L’échec de la Mirap ?

L’année 2019 s’est ouverte sur une surchauffe sur le marché des denrées alimentaires de grande consommation, aussi bien pour ce qui est des produits du cru que pour ceux de l’agro-industrie. Après avoir été contenus tant bien que mal pendant quelques après les « émeutes de la faim » de février 2008, les prix repartent à la hausse à une vitesse qui est telle que, si rien n’est fait dans l’urgence par les autorités publiques, l’inflation pourrait, dans un avenir très proche, devenir asphyxiante pour les ménages camerounais, pauvres dans leur immense majorité. Les causes principales régulièrement invoquées pour expliquer l’envolée des prix sur le marché sont le coût du transport,  jugé très élevé depuis la hausse du carburant à la pompe en 2014, et la sécheresse. Autre facteur et non des moindres, c’est l’exportation vers les pays voisins, notamment la Guinée équatoriale et le Gabon, des vivres produits au Cameroun, alors même qu’il n’y a pas de signe de surabondance de la production. Les vivres ne font certes pas partie des produits dont les prix sont homologués, mais, il faudrait tout de même un minimum de contrôle pour limiter la spéculation sauvage. Des efforts ont été faits par les pouvoirs publics pour maintenir à un niveau raisonnable le coût de la vie.
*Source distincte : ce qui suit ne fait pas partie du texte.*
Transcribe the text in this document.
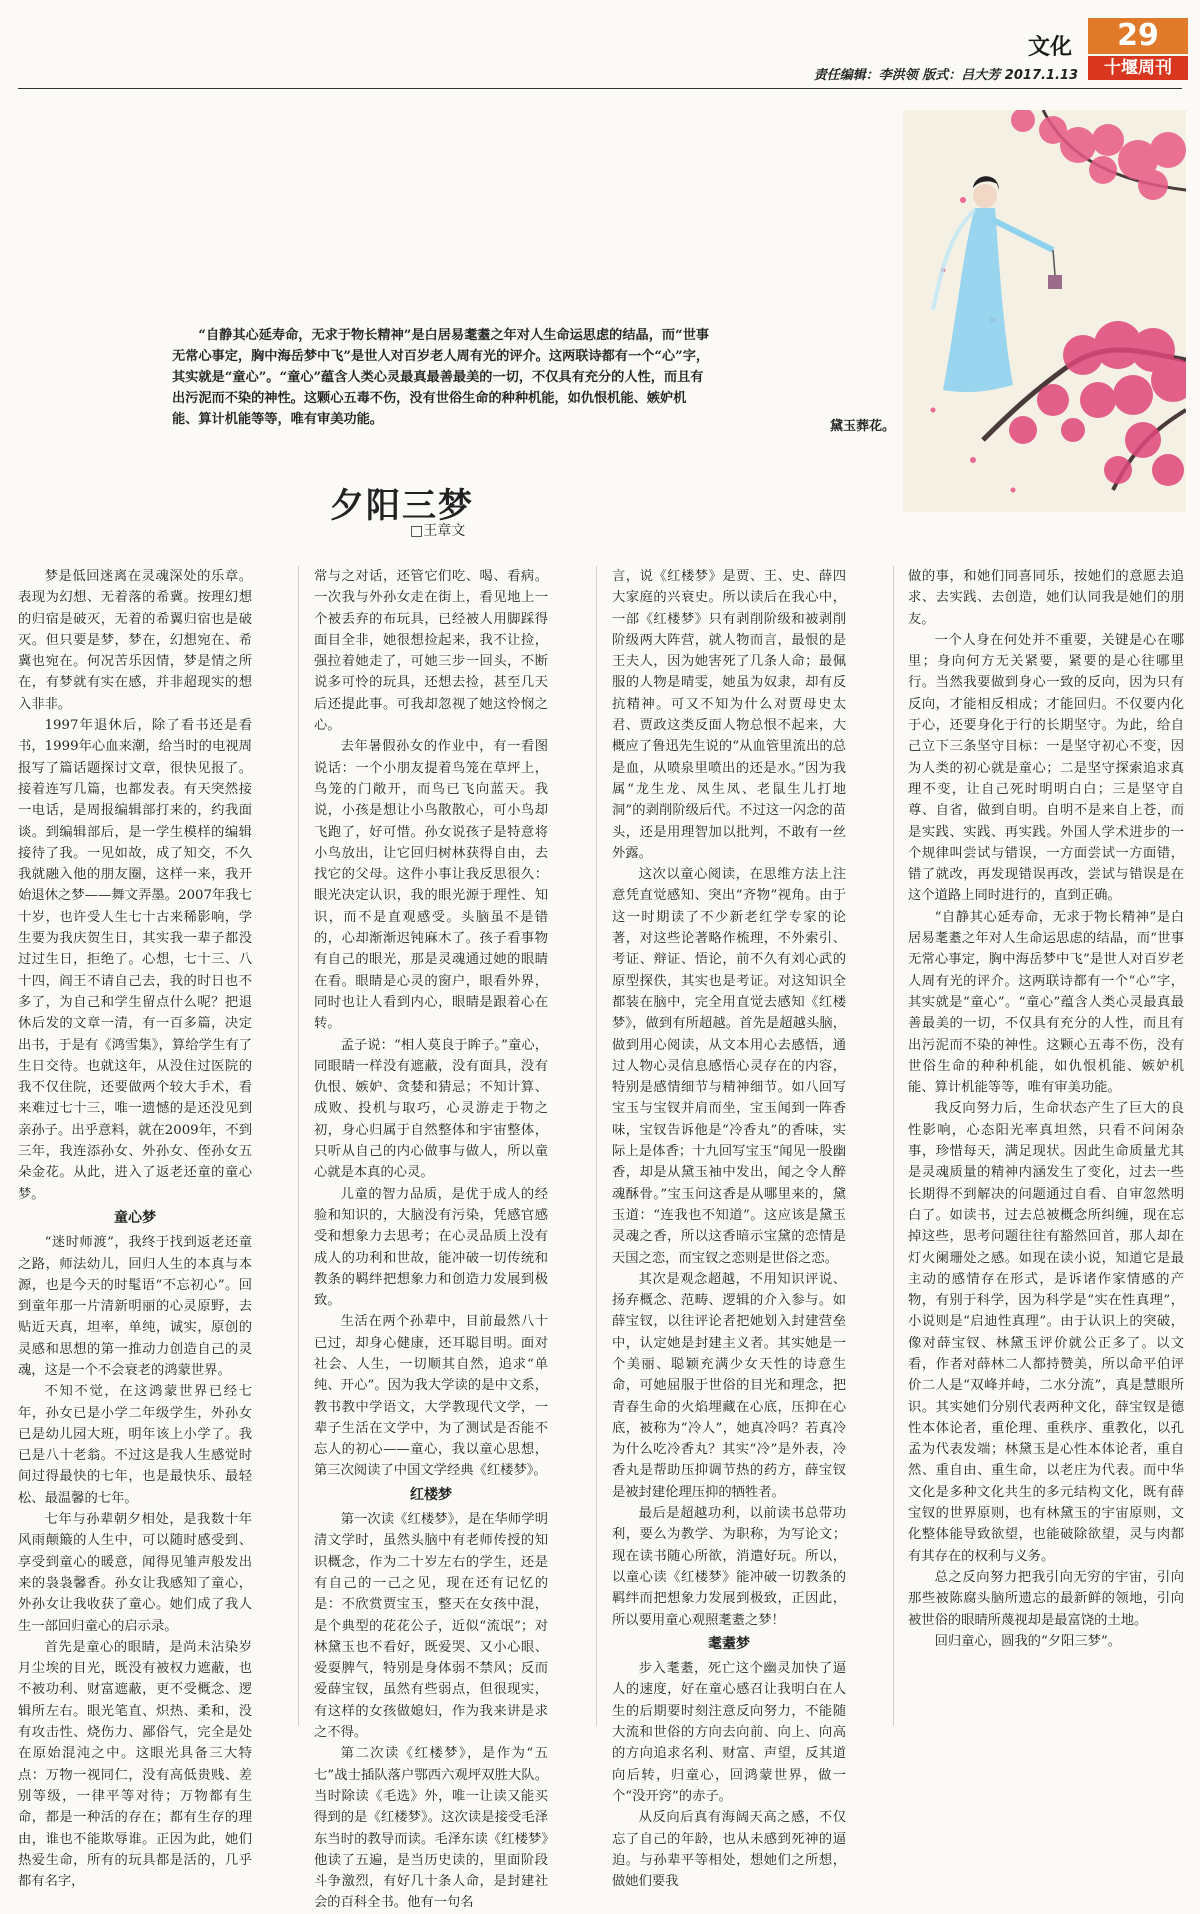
文化	29
十堰周刊
责任编辑：李洪领 版式：吕大芳 2017.1.13
黛玉葬花。
“自静其心延寿命，无求于物长精神”是白居易耄耋之年对人生命运思虑的结晶，而“世事无常心事定，胸中海岳梦中飞”是世人对百岁老人周有光的评介。这两联诗都有一个“心”字，其实就是“童心”。“童心”蕴含人类心灵最真最善最美的一切，不仅具有充分的人性，而且有出污泥而不染的神性。这颗心五毒不伤，没有世俗生命的种种机能，如仇恨机能、嫉妒机能、算计机能等等，唯有审美功能。
夕阳三梦
□王章文

梦是低回迷离在灵魂深处的乐章。表现为幻想、无着落的希冀。按理幻想的归宿是破灭，无着的希翼归宿也是破灭。但只要是梦，梦在，幻想宛在、希冀也宛在。何况苦乐因情，梦是情之所在，有梦就有实在感，并非超现实的想入非非。

1997年退休后，除了看书还是看书，1999年心血来潮，给当时的电视周报写了篇话题探讨文章，很快见报了。接着连写几篇，也都发表。有天突然接一电话，是周报编辑部打来的，约我面谈。到编辑部后，是一学生模样的编辑接待了我。一见如故，成了知交，不久我就融入他的朋友圈，这样一来，我开始退休之梦——舞文弄墨。2007年我七十岁，也许受人生七十古来稀影响，学生要为我庆贺生日，其实我一辈子都没过过生日，拒绝了。心想，七十三、八十四，阎王不请自己去，我的时日也不多了，为自己和学生留点什么呢？把退休后发的文章一清，有一百多篇，决定出书，于是有《鸿雪集》，算给学生有了生日交待。也就这年，从没住过医院的我不仅住院，还要做两个较大手术，看来难过七十三，唯一遗憾的是还没见到亲孙子。出乎意料，就在2009年，不到三年，我连添孙女、外孙女、侄孙女五朵金花。从此，进入了返老还童的童心梦。

童心梦

“迷时师渡”，我终于找到返老还童之路，师法幼儿，回归人生的本真与本源，也是今天的时髦语“不忘初心”。回到童年那一片清新明丽的心灵原野，去贴近天真，坦率，单纯，诚实，原创的灵感和思想的第一推动力创造自己的灵魂，这是一个不会衰老的鸿蒙世界。

不知不觉，在这鸿蒙世界已经七年，孙女已是小学二年级学生，外孙女已是幼儿园大班，明年该上小学了。我已是八十老翁。不过这是我人生感觉时间过得最快的七年，也是最快乐、最轻松、最温馨的七年。

七年与孙辈朝夕相处，是我数十年风雨颠簸的人生中，可以随时感受到、享受到童心的暖意，闻得见雏声般发出来的袅袅馨香。孙女让我感知了童心，外孙女让我收获了童心。她们成了我人生一部回归童心的启示录。

首先是童心的眼睛，是尚未沾染岁月尘埃的目光，既没有被权力遮蔽，也不被功利、财富遮蔽，更不受概念、逻辑所左右。眼光笔直、炽热、柔和，没有攻击性、烧伤力、鄙俗气，完全是处在原始混沌之中。这眼光具备三大特点：万物一视同仁，没有高低贵贱、差别等级，一律平等对待；万物都有生命，都是一种活的存在；都有生存的理由，谁也不能欺辱谁。正因为此，她们热爱生命，所有的玩具都是活的，几乎都有名字，

常与之对话，还管它们吃、喝、看病。一次我与外孙女走在街上，看见地上一个被丢弃的布玩具，已经被人用脚踩得面目全非，她很想捡起来，我不让捡，强拉着她走了，可她三步一回头，不断说多可怜的玩具，还想去捡，甚至几天后还提此事。可我却忽视了她这怜悯之心。

去年暑假孙女的作业中，有一看图说话：一个小朋友提着鸟笼在草坪上，鸟笼的门敞开，而鸟已飞向蓝天。我说，小孩是想让小鸟散散心，可小鸟却飞跑了，好可惜。孙女说孩子是特意将小鸟放出，让它回归树林获得自由，去找它的父母。这件小事让我反思很久：眼光决定认识，我的眼光源于理性、知识，而不是直观感受。头脑虽不是错的，心却渐渐迟钝麻木了。孩子看事物有自己的眼光，那是灵魂通过她的眼睛在看。眼睛是心灵的窗户，眼看外界，同时也让人看到内心，眼睛是跟着心在转。

孟子说：“相人莫良于眸子。”童心，同眼睛一样没有遮蔽，没有面具，没有仇恨、嫉妒、贪婪和猜忌；不知计算、成败、投机与取巧，心灵游走于物之初，身心归属于自然整体和宇宙整体，只听从自己的内心做事与做人，所以童心就是本真的心灵。

儿童的智力品质，是优于成人的经验和知识的，大脑没有污染，凭感官感受和想象力去思考；在心灵品质上没有成人的功利和世故，能冲破一切传统和教条的羁绊把想象力和创造力发展到极致。

生活在两个孙辈中，目前最然八十已过，却身心健康，还耳聪目明。面对社会、人生，一切顺其自然，追求“单纯、开心”。因为我大学读的是中文系，教书教中学语文，大学教现代文学，一辈子生活在文学中，为了测试是否能不忘人的初心——童心，我以童心思想，第三次阅读了中国文学经典《红楼梦》。

红楼梦

第一次读《红楼梦》，是在华师学明清文学时，虽然头脑中有老师传授的知识概念，作为二十岁左右的学生，还是有自己的一己之见，现在还有记忆的是：不欣赏贾宝玉，整天在女孩中混，是个典型的花花公子，近似“流氓”；对林黛玉也不看好，既爱哭、又小心眼、爱耍脾气，特别是身体弱不禁风；反而爱薛宝钗，虽然有些弱点，但很现实，有这样的女孩做媳妇，作为我来讲是求之不得。

第二次读《红楼梦》，是作为“五七”战士插队落户鄂西六观坪双胜大队。当时除读《毛选》外，唯一让读又能买得到的是《红楼梦》。这次读是接受毛泽东当时的教导而读。毛泽东读《红楼梦》他读了五遍，是当历史读的，里面阶段斗争激烈，有好几十条人命，是封建社会的百科全书。他有一句名

言，说《红楼梦》是贾、王、史、薛四大家庭的兴衰史。所以读后在我心中，一部《红楼梦》只有剥削阶级和被剥削阶级两大阵营，就人物而言，最恨的是王夫人，因为她害死了几条人命；最佩服的人物是晴雯，她虽为奴隶，却有反抗精神。可又不知为什么对贾母史太君、贾政这类反面人物总恨不起来，大概应了鲁迅先生说的“从血管里流出的总是血，从喷泉里喷出的还是水。”因为我属“龙生龙、凤生凤、老鼠生儿打地洞”的剥削阶级后代。不过这一闪念的苗头，还是用理智加以批判，不敢有一丝外露。

这次以童心阅读，在思维方法上注意凭直觉感知、突出“齐物”视角。由于这一时期读了不少新老红学专家的论著，对这些论著略作梳理，不外索引、考证、辩证、悟论，前不久有刘心武的原型探佚，其实也是考证。对这知识全都装在脑中，完全用直觉去感知《红楼梦》，做到有所超越。首先是超越头脑，做到用心阅读，从文本用心去感悟，通过人物心灵信息感悟心灵存在的内容，特别是感情细节与精神细节。如八回写宝玉与宝钗并肩而坐，宝玉闻到一阵香味，宝钗告诉他是“冷香丸”的香味，实际上是体香；十九回写宝玉“闻见一股幽香，却是从黛玉袖中发出，闻之令人醉魂酥骨。”宝玉问这香是从哪里来的，黛玉道：“连我也不知道”。这应该是黛玉灵魂之香，所以这香暗示宝黛的恋情是天国之恋，而宝钗之恋则是世俗之恋。

其次是观念超越，不用知识评说、扬弃概念、范畴、逻辑的介入参与。如薛宝钗，以往评论者把她划入封建营垒中，认定她是封建主义者。其实她是一个美丽、聪颖充满少女天性的诗意生命，可她屈服于世俗的目光和理念，把青春生命的火焰埋藏在心底，压抑在心底，被称为“冷人”，她真冷吗？若真冷为什么吃冷香丸？其实“冷”是外表，冷香丸是帮助压抑调节热的药方，薛宝钗是被封建伦理压抑的牺牲者。

最后是超越功利，以前读书总带功利，要么为教学、为职称，为写论文；现在读书随心所欲，消遣好玩。所以，以童心读《红楼梦》能冲破一切教条的羁绊而把想象力发展到极致，正因此，所以要用童心观照耄耋之梦！

耄耋梦

步入耄耋，死亡这个幽灵加快了逼人的速度，好在童心感召让我明白在人生的后期要时刻注意反向努力，不能随大流和世俗的方向去向前、向上、向高的方向追求名利、财富、声望，反其道向后转，归童心，回鸿蒙世界，做一个“没开窍”的赤子。

从反向后真有海阔天高之感，不仅忘了自己的年龄，也从未感到死神的逼迫。与孙辈平等相处，想她们之所想，做她们要我

做的事，和她们同喜同乐，按她们的意愿去追求、去实践、去创造，她们认同我是她们的朋友。

一个人身在何处并不重要，关键是心在哪里；身向何方无关紧要，紧要的是心往哪里行。当然我要做到身心一致的反向，因为只有反向，才能相反相成；才能回归。不仅要内化于心，还要身化于行的长期坚守。为此，给自己立下三条坚守目标：一是坚守初心不变，因为人类的初心就是童心；二是坚守探索追求真理不变，让自己死时明明白白；三是坚守自尊、自省，做到自明。自明不是来自上苍，而是实践、实践、再实践。外国人学术进步的一个规律叫尝试与错误，一方面尝试一方面错，错了就改，再发现错误再改，尝试与错误是在这个道路上同时进行的，直到正确。

“自静其心延寿命，无求于物长精神”是白居易耄耋之年对人生命运思虑的结晶，而“世事无常心事定，胸中海岳梦中飞”是世人对百岁老人周有光的评介。这两联诗都有一个“心”字，其实就是“童心”。“童心”蕴含人类心灵最真最善最美的一切，不仅具有充分的人性，而且有出污泥而不染的神性。这颗心五毒不伤，没有世俗生命的种种机能，如仇恨机能、嫉妒机能、算计机能等等，唯有审美功能。

我反向努力后，生命状态产生了巨大的良性影响，心态阳光率真坦然，只看不问闲杂事，珍惜每天，满足现状。因此生命质量尤其是灵魂质量的精神内涵发生了变化，过去一些长期得不到解决的问题通过自看、自审忽然明白了。如读书，过去总被概念所纠缠，现在忘掉这些，思考问题往往有豁然回首，那人却在灯火阑珊处之感。如现在读小说，知道它是最主动的感情存在形式，是诉诸作家情感的产物，有别于科学，因为科学是“实在性真理”，小说则是“启迪性真理”。由于认识上的突破，像对薛宝钗、林黛玉评价就公正多了。以文看，作者对薛林二人都持赞美，所以命平伯评价二人是“双峰并峙，二水分流”，真是慧眼所识。其实她们分别代表两种文化，薛宝钗是德性本体论者，重伦理、重秩序、重教化，以孔孟为代表发端；林黛玉是心性本体论者，重自然、重自由、重生命，以老庄为代表。而中华文化是多种文化共生的多元结构文化，既有薛宝钗的世界原则，也有林黛玉的宇宙原则，文化整体能导致欲望，也能破除欲望，灵与肉都有其存在的权利与义务。

总之反向努力把我引向无穷的宇宙，引向那些被陈腐头脑所遗忘的最新鲜的领地，引向被世俗的眼睛所蔑视却是最富饶的土地。

回归童心，圆我的“夕阳三梦”。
>> Lire aussi – La bourse des matières premières agricoles aux oubliettes


Créée le 1er février 2011 par décret présidentiel, la Mission de régulation des approvisionnements des produits de grande consommation (Mirap) était chargée, en tant que structure d’alerte, de l’achat, de l’importation et du stockage des produits dits de grande consommation, en vue d’un approvisionnement du marché dans de meilleures conditions. A ce titre, elle était censée procéder à l’achat de ces denrées à des meilleurs prix, afin de constituer des stocks de sécurité, soit directement, soit par l’intermédiaire de prestataires, etc. Malheureusement, elle n’a pas été à la hauteur des attentes des consommateurs. Plus grave, elle n’a jamais procédé à la moindre importation des produits de grande consommation de son portefeuille. Or, c’est dans ce segment-là qu’elle est le plus attendue. Dans son cahier de charges, la Mirap devait implanter 20 marchés témoins périodiques dans les principales métropoles que sont Yaoundé et Douala, soit 10 par ville, et deux dans chacun des huit autres chefs-lieux de régions. A ce jour, ces marchés sont rares.